Ed Perry is Pennsylvania outreach coordinator for the National Wildlife Federation. As an avid fisherman, he says he has cast his line in lakes and rivers all over the country, but he won't eat fish from the Susquehanna River in his own backyard. He says advisories about mercury levels in the waters are enough to keep his angling there strictly "catch-and-release."

Perry calls the EPA plan "a small miracle."

"'Big Coal' and its allies in Congress have been fighting against mercury regulations for decades. Now, for the first time, it looks like we may actually be able to get a mercury regulation in place."

Mercury pollution, from not only Pennsylvania coal plants but from others to the west, is taking a major toll on state waterways, Perry says. The Pennsylvania Fish and Boat Commission has 82 streams and lakes on its mercury contamination list this year, he adds.

"That doesn't sound like very much, until you realize we're talking about over 1,000 miles of streams and thousands of acres of lakes that are contaminated with mercury."

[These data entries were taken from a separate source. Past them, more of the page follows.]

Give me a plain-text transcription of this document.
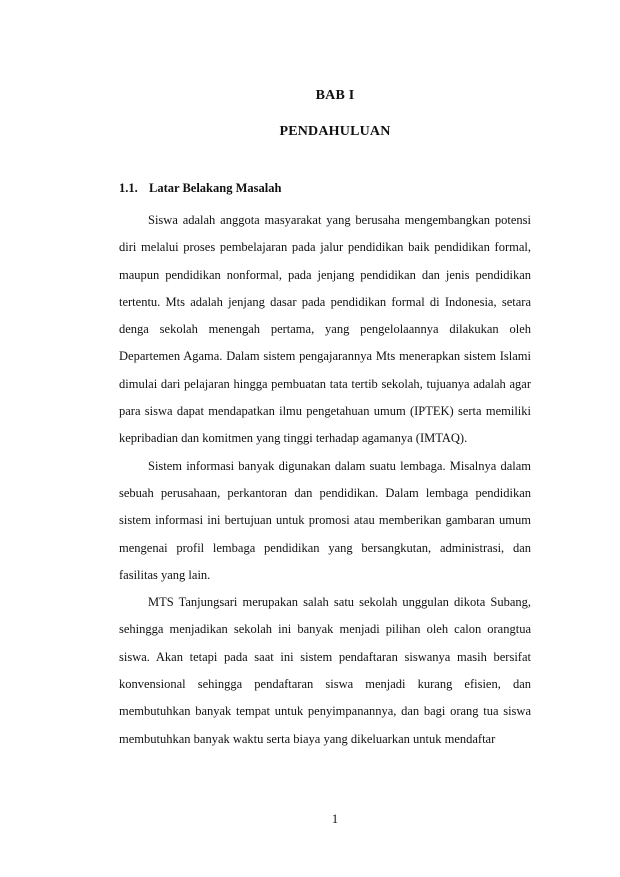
BAB I
PENDAHULUAN
1.1. Latar Belakang Masalah

Siswa adalah anggota masyarakat yang berusaha mengembangkan potensi diri melalui proses pembelajaran pada jalur pendidikan baik pendidikan formal, maupun pendidikan nonformal, pada jenjang pendidikan dan jenis pendidikan tertentu. Mts adalah jenjang dasar pada pendidikan formal di Indonesia, setara denga sekolah menengah pertama, yang pengelolaannya dilakukan oleh Departemen Agama. Dalam sistem pengajarannya Mts menerapkan sistem Islami dimulai dari pelajaran hingga pembuatan tata tertib sekolah, tujuanya adalah agar para siswa dapat mendapatkan ilmu pengetahuan umum (IPTEK) serta memiliki kepribadian dan komitmen yang tinggi terhadap agamanya (IMTAQ).

Sistem informasi banyak digunakan dalam suatu lembaga. Misalnya dalam sebuah perusahaan, perkantoran dan pendidikan. Dalam lembaga pendidikan sistem informasi ini bertujuan untuk promosi atau memberikan gambaran umum mengenai profil lembaga pendidikan yang bersangkutan, administrasi, dan fasilitas yang lain.

MTS Tanjungsari merupakan salah satu sekolah unggulan dikota Subang, sehingga menjadikan sekolah ini banyak menjadi pilihan oleh calon orangtua siswa. Akan tetapi pada saat ini sistem pendaftaran siswanya masih bersifat konvensional sehingga pendaftaran siswa menjadi kurang efisien, dan membutuhkan banyak tempat untuk penyimpanannya, dan bagi orang tua siswa membutuhkan banyak waktu serta biaya yang dikeluarkan untuk mendaftar

1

For Perry, the new EPA blueprint offers hope that some day he can change his strict personal rules about fishing Pennsylvania's largest river.

"Once the contamination is eliminated, I am confident that, in years to come, I'll be able to take my grandson fishing, and he'll be able to catch fish that he can actually bring home and eat."

The nation's leading electric industry trade group, the Electric Reliability Coordinating Council, says the new regulation on toxic pollution from power plants is too expensive. About half of the coal-burning power operations in the U.S. would have to retrofit their plants, at an estimated cost of $10 billion a year, by 2016.

Tuesday's hearing is at the Westin Philadelphia, 99 South 17th St. at Liberty Place.